Di lingkungan sekitar rumah, ada banyak kucing liar. Kucing-kucing ini emang biasa keluar-masuk halaman rumah orang, termasuk numpang tiduran atau main sebentar. Para warga pun nggak masalah. Kadang mereka malah dikasih makan atau diajak main. Masalahnya baru kalau pada ribut berantem atau BAB/BAK sembarangan. Kalau itu, barulah hewan-hewan berbulu ini dibubarkan supaya nggak mengganggu ketenteraman publik.

 

Dari sekian banyak kucing yang seliweran dan main ke tempat tinggal saya, ada satu yang rutin ‘bertamu’. Sebut aja namanya si Putih. Selain paling sering bertamu, dia juga yang paling sering ngendon di depan rumah. Kalau yang lain leyeh-leyeh beberapa jam aja, dia bisa ngendon sejak pagi sampai sore, kadang sampai malam. Dan, di antara yang lainnya, si Putih ini yang paling manja. Baruuu aja kami buka pintu, dia udah ngeong-ngeong. Minta dipuk-puk lah, minta dikasih makan lah, terus gelendotan di sekitar kaki lah.

 

Sebenarnya mau bermanja-manja juga nggak apa-apa. Toh, semua kucing kami perlakukan sama dan setara (ceilah!): sama-sama dielus-elus, sama-sama diajak main, saat kasih jajan dan adanya sedikit ya semua dikasih sedikit/ada banyak ya semua dikasih banyak, kalo reseh ya semuanya kena marah.

 

Masalah muncul kira-kira dua minggu belakangan.
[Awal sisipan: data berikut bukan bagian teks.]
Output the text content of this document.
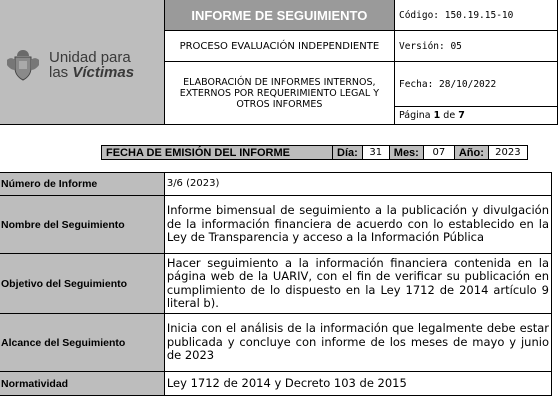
Unidad para
las Víctimas	INFORME DE SEGUIMIENTO	Código: 150.19.15-10
	PROCESO EVALUACIÓN INDEPENDIENTE	Versión: 05
	ELABORACIÓN DE INFORMES INTERNOS, EXTERNOS POR REQUERIMIENTO LEGAL Y OTROS INFORMES	Fecha: 28/10/2022
		Página 1 de 7
FECHA DE EMISIÓN DEL INFORME	Día:	31	Mes:	07	Año:	2023
Número de Informe	3/6 (2023)
Nombre del Seguimiento	Informe bimensual de seguimiento a la publicación y divulgación de la información financiera de acuerdo con lo establecido en la Ley de Transparencia y acceso a la Información Pública
Objetivo del Seguimiento	Hacer seguimiento a la información financiera contenida en la página web de la UARIV, con el fin de verificar su publicación en cumplimiento de lo dispuesto en la Ley 1712 de 2014 artículo 9 literal b).
Alcance del Seguimiento	Inicia con el análisis de la información que legalmente debe estar publicada y concluye con informe de los meses de mayo y junio de 2023
Normatividad	Ley 1712 de 2014 y Decreto 103 de 2015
Saat itu, ada beberapa anak kucing/kitten yang muncul di kampung. Nggak kecil-kecil banget, sih, udah agak gede dan kelihatannya udah bisa eksplor sekitar/cari makan sendiri. Entahlah ini ada induk yang baru nyapih anaknya atau (seperti desas-desus tetangga) ada orang yang buang kucing.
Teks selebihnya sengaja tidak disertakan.